Shows how much you know.

https://en.wikipedia.org/wiki/Infinity

Second paragraph:

"In this usage, infinity is a mathematical concept, and infinite
mathematical objects can be studied, manipulated, and used just like
any other mathematical object."

Fourth paragraph:

"The mathematical concept of infinity and the manipulation of infinite
sets are used everywhere in mathematics, even in areas such as
combinatorics that may seem to have nothing to do with them."

I presume 1/1 is 1, but for it to be a group,
y/a would have to be a, and
a/y would have to be y.

Amended by the inclusion of three more operations.

Abstract:
As far as I know, infinity has not as yet been defined as existing
in any number set, making its numerical use in mathematics impossible.
This article defines a non-Abelian Group that defines it as a number.

I call the Group Infinitor, purely for want of a better name, and
use Ç as its symbol, partly for want of a better symbol and partly
as a reminder of its intersection with the natural number set.

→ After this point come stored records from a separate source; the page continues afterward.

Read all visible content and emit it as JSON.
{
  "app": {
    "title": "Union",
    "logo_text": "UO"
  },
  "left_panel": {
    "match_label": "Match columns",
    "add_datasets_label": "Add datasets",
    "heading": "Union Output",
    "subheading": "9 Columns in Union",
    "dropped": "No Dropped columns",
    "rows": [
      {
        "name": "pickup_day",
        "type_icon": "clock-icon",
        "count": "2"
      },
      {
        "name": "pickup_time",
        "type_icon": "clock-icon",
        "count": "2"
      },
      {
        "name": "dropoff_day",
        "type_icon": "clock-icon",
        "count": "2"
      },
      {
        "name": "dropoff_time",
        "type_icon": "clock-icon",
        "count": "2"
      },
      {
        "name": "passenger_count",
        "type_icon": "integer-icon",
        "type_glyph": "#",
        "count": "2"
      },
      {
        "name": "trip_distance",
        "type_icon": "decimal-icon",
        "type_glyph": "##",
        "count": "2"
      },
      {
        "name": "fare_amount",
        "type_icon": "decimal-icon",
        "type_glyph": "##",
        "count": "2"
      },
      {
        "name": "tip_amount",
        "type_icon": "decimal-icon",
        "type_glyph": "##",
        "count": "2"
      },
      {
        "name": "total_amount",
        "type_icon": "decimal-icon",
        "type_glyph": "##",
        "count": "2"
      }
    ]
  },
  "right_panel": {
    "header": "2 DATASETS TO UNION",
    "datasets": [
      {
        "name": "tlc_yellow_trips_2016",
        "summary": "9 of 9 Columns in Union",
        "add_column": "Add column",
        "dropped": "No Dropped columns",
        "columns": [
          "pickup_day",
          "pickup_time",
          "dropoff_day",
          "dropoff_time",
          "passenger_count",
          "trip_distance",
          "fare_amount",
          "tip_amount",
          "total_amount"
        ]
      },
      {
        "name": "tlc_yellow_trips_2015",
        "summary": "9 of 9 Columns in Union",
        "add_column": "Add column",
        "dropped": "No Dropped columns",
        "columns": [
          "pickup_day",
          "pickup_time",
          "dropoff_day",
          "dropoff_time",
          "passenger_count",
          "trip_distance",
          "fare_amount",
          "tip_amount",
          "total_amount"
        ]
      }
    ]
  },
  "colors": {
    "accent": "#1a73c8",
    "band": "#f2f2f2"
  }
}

It consists of three numbers and a division operator:

Numbers (in decreasing order of magnitude for clear definition):
¤ the natural number infinity, defined as the greatest natural number
conceivable;
¤ the natural number 1;
¤ the real number infinita, defined as the reciprocal of infinity;

Division, defined by the following enumeration of allowed
operations and their outcomes (setting a = infinita and
y = infinity and using infix / as the operator for clarity):

y / y = 1, y / 1 = y, y / a = y
1 / y = a, 1 / a = y, 1 / 1 = 1
a / a = 1, a / 1 = a, a / y = a

y / (1 / a) = y = (y / 1) / a and associativity is satisified.

As can be seen, closure too is satisfied, and identity and inverse
elements exist. Its use is restricted, but I suggest it can be useful
in mathematical expressions that include limits at zero and infinity.